Yates Racing on solid footing heading into 2009
by Rea White, NASCAR Scene, FOXSports.com
Team patriarch Robert Yates retired following the 2007 Cup season, turning Robert Yates Racing over to his son, Doug, and former Roush Fenway Racing official Max Jones. The pair renamed the organization Yates Racing and staged a somewhat epic effort in 2008.
They entered the year with a new alliance with Roush Fenway that helps with equipment and technical support. Yates Racing then managed to field two cars full time throughout the 2008 Sprint Cup season despite somewhat spotty sponsorship over the course of the year.
Travis Kvapil, 32, finished 23rd in the series driver standings while teammate David Gilliland, 32, finished 27th.
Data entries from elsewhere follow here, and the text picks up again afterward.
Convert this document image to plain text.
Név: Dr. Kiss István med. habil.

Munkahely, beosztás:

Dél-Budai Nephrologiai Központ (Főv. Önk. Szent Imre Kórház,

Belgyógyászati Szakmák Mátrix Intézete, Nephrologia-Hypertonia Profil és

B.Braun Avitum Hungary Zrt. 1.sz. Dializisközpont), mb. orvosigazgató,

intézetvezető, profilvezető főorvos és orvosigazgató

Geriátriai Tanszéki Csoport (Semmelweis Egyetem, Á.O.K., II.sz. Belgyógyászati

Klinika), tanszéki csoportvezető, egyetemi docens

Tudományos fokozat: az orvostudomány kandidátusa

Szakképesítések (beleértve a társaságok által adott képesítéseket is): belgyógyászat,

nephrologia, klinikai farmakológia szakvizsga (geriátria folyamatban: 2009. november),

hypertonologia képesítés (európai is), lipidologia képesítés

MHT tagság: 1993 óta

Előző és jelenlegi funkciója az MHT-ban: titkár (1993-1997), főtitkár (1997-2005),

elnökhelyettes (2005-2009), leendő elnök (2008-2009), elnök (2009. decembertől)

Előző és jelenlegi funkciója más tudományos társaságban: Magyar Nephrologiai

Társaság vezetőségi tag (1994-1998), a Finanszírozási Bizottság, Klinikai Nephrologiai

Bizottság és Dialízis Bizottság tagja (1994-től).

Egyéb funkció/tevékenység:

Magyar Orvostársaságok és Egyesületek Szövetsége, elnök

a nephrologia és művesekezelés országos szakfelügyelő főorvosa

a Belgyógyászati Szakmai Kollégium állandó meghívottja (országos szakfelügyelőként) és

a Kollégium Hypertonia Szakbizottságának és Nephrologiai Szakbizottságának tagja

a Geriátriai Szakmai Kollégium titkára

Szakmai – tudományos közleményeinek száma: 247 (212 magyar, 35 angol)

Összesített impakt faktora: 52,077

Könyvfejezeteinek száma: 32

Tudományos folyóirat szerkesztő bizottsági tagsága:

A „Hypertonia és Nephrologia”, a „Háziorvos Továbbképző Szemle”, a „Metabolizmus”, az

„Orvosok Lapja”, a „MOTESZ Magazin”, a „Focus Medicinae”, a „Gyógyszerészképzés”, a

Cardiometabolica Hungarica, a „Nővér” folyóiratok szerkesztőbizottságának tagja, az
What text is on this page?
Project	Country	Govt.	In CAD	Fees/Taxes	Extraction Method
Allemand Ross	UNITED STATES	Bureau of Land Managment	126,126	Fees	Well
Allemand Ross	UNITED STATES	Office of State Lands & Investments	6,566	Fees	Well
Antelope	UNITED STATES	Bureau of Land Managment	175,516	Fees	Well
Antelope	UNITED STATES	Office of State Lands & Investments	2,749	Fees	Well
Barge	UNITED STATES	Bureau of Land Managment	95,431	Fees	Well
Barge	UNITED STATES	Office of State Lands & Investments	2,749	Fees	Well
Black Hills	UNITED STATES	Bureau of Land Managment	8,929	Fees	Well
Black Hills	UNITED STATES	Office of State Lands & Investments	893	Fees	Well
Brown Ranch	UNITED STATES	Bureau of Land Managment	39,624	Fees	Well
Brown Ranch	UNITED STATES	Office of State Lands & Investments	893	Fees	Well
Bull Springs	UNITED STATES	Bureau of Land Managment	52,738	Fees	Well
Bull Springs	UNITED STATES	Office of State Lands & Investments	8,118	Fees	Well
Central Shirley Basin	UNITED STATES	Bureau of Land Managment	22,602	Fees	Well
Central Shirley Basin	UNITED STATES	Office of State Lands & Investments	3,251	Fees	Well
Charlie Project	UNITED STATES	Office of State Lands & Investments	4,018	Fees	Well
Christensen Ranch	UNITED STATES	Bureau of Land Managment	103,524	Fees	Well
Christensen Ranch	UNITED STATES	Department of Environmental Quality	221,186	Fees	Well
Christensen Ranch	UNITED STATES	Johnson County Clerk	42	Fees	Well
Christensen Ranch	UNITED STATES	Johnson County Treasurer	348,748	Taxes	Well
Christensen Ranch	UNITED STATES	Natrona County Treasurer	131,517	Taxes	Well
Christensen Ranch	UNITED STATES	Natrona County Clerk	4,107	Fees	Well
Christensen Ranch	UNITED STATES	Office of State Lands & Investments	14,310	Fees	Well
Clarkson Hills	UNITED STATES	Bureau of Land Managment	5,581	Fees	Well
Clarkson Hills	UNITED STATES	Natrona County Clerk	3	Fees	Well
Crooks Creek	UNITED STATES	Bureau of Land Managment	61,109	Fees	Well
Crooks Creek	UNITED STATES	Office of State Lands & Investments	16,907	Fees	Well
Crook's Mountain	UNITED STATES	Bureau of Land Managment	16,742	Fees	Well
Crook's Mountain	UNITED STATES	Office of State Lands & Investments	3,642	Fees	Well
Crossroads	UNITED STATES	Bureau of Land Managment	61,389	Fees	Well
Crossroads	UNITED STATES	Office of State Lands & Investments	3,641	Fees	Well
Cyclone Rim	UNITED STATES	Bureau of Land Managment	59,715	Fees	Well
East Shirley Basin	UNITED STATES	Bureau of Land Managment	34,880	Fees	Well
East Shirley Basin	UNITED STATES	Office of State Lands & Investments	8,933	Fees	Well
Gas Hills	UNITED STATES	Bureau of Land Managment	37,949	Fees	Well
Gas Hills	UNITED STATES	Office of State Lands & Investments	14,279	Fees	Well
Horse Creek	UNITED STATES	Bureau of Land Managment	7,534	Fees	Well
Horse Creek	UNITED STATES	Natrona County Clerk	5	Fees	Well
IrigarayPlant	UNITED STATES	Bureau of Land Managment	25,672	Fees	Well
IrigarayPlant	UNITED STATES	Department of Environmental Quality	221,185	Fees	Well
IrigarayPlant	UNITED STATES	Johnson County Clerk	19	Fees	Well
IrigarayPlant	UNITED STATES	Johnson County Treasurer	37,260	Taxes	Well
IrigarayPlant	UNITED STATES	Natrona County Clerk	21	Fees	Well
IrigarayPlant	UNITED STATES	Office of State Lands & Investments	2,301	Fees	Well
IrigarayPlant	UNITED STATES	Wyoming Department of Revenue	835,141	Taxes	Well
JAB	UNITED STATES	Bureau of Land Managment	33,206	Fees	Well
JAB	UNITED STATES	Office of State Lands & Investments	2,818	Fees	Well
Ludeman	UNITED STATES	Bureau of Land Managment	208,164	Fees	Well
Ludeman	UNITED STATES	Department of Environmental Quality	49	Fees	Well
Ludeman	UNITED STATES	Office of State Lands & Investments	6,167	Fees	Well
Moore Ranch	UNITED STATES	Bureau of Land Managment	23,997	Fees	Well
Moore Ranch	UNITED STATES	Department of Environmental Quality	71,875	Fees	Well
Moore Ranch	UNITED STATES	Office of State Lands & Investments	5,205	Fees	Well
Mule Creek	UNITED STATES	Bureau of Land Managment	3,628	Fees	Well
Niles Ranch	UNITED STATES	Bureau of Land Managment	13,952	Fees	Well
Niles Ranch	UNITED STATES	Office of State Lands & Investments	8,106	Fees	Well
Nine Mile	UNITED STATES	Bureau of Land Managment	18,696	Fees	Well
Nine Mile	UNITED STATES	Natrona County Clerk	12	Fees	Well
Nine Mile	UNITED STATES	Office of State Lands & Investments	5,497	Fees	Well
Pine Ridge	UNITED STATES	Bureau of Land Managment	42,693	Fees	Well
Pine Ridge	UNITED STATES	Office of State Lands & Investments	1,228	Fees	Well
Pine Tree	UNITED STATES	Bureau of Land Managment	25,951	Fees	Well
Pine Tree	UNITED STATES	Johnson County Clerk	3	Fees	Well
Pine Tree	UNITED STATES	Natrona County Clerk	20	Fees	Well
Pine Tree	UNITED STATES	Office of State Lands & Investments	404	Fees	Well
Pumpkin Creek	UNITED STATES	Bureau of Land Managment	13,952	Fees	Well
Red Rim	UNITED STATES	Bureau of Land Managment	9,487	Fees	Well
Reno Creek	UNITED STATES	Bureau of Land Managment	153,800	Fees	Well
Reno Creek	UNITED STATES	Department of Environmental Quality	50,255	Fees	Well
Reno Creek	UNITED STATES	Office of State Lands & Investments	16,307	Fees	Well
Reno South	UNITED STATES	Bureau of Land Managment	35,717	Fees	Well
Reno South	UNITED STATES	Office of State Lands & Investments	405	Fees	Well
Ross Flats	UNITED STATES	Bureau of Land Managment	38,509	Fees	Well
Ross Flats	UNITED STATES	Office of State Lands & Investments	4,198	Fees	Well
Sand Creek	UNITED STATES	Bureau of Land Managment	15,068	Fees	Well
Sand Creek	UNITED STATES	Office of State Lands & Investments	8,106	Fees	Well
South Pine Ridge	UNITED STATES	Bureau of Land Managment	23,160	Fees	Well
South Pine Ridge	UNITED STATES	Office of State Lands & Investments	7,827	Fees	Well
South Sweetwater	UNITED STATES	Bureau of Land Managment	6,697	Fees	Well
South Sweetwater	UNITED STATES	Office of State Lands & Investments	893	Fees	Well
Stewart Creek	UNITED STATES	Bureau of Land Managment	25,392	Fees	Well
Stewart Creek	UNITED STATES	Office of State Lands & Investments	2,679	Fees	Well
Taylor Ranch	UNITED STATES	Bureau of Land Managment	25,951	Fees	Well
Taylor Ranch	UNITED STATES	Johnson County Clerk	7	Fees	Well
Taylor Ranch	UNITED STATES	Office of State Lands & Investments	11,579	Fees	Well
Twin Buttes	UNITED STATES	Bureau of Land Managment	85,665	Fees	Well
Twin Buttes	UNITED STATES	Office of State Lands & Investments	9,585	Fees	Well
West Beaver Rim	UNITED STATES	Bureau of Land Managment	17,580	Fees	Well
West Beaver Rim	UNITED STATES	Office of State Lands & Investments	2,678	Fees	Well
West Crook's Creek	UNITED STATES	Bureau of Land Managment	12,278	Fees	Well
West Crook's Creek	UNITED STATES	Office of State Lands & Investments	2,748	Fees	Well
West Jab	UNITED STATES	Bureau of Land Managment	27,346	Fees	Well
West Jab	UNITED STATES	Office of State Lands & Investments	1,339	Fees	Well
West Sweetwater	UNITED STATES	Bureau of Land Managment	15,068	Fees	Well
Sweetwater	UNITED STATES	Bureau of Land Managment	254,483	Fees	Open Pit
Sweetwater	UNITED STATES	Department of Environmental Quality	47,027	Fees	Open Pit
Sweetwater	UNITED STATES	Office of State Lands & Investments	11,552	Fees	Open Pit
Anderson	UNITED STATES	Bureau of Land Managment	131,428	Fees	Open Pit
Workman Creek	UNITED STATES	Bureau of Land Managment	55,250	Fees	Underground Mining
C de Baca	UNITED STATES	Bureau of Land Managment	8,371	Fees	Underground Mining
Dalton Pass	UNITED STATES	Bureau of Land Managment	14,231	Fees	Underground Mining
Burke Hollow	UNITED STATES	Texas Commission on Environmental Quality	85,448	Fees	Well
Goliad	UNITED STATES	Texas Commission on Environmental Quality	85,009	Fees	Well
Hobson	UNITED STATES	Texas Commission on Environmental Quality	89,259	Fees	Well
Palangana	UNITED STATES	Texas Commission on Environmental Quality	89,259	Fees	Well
After an offseason of revamping once more, the team enters the 2009 season with the sponsored car of Paul Menard running the full season, an alliance to run the Hall of Fame Racing car with Bobby Labonte and Kvapil in the No. 28 once more, though he is not guaranteed a full-time effort. The team also still has Gilliland under contract.
|
Doug Yates, who has years of experience working with his father's team and maintaining the Roush-Yates engine program, admits that it has taken quite a bit of effort to keep his team on the track.
Now, with numbers switching around Menard will drive the No. 98 that has inherited the points from Gilliland's No. 38, while Labonte is in the 96 with points from Kvapil's No. 28 and other changes the team has undergone, even Yates admits there could be some confusion.
But he also sees a team on more solid footing that it enjoyed entering 2008.
"There have been some trying times, but there's been a lot of hard work and effort by many people," Yates says. "Max Jones and myself had a vision that we were going to get this team back to where it once was, and some days are tougher than others, but we had some really bright spots last year. Our car finished second at Infineon (Raceway) and sat on the pole at Talladega, and through all that, we had a lot of sponsors. The guys gave me a picture at the end of the year, and I think there was something like 30 different sponsors that were partners with us last year. I want to say thanks to all of those guys.
"Travis Kvapil and David Gilliland did a great job, and now we sit here and a lot of things have changed. The 38 is now the 98, and (we have) the 96 and the 28, so I think I need a scorecard, but I'm so excited to have Paul Menard and Menards sponsorship and Ask.com with Bobby Labonte, and to have Travis back. ... (Now) here we are with two fully sponsored cars, and we're ready to try to continue on what my dad built with Robert Yates Racing, and I'm really proud of that."
The drivers and owners express excitement about the coming year as does Kvapil, who once more finds himself needing sponsorship as the year begins. After being in this same spot in the past, though possibly with more confidence that he would run the full year, it's understandable why Kvapil believes this will all work out.
"The first part of the season is just to continue our performance and get recognized and create a buzz and try to get some attention to our team," Kvapil says. "I felt like we did a pretty reasonable job last year, and it's discouraging that we are in the same situation and we've got to kind of start over from what we built off last year. I've got a great attitude, I've got a great drive, and I'm just really excited to get to Daytona."
Labonte and Menard appear recharged entering the year. Menard, and his family sponsorship from Menards, left Dale Earnhardt Inc. at the end of last season to shift into Fords at Yates. Like the rest of the team, he'll have the benefit of Roush technology and the engines created by an alliance between the two lead Ford teams.
Labonte was a late addition to the group. Though he competes for Hall of Fame Racing, his team comes out of the Yates Racing shop, and his cars will be prepared by that group. So he is, essentially, the group's third car.
He's ready to get back on track. After announcing plans to part ways with Petty Enterprises during the offseason, Labonte found himself trying to land a solid ride in tough economic times. Sponsorships are hard to come by these days, so he felt both a sense of satisfaction and one of relief in signing with Hall of Fame and sponsor Ask.com.
He said he then found that everything in the Yates shop was ready for him, including a partnership with crew chief Todd Parrott once more.
"They're ready," Labonte says. "Max and Doug are going to be running the deal as far as that goes, and (Hall of Fame owners) Tom (Garfinkel) and Jeff (Moorad), they're a partner in it,, and they have a lot to bring to the table and a lot to offer, but as far as the race cars go and the team and the personnel and everything, it was all in place."
Now, the organization just wants to keep growing and moving in the right direction. Menard is going to run 16 Nationwide races under the Yates' banner as well and Jones seems confident that it can keep the No. 28 on the track for the season.
The entire group is ready for the 2009 season and the chance to put its teams on the track and to keep growing back to the level of prominence the organization once had. Yates' won the 1999 championship with driver Dale Jarrett and at least one race a year from 1989 to 2005. It has three Daytona 500 victories to its credit.
"We're trying to grow and we've grown a little bit over the last year, and we'll just keep digging," Jones says. "We're real excited to go racing."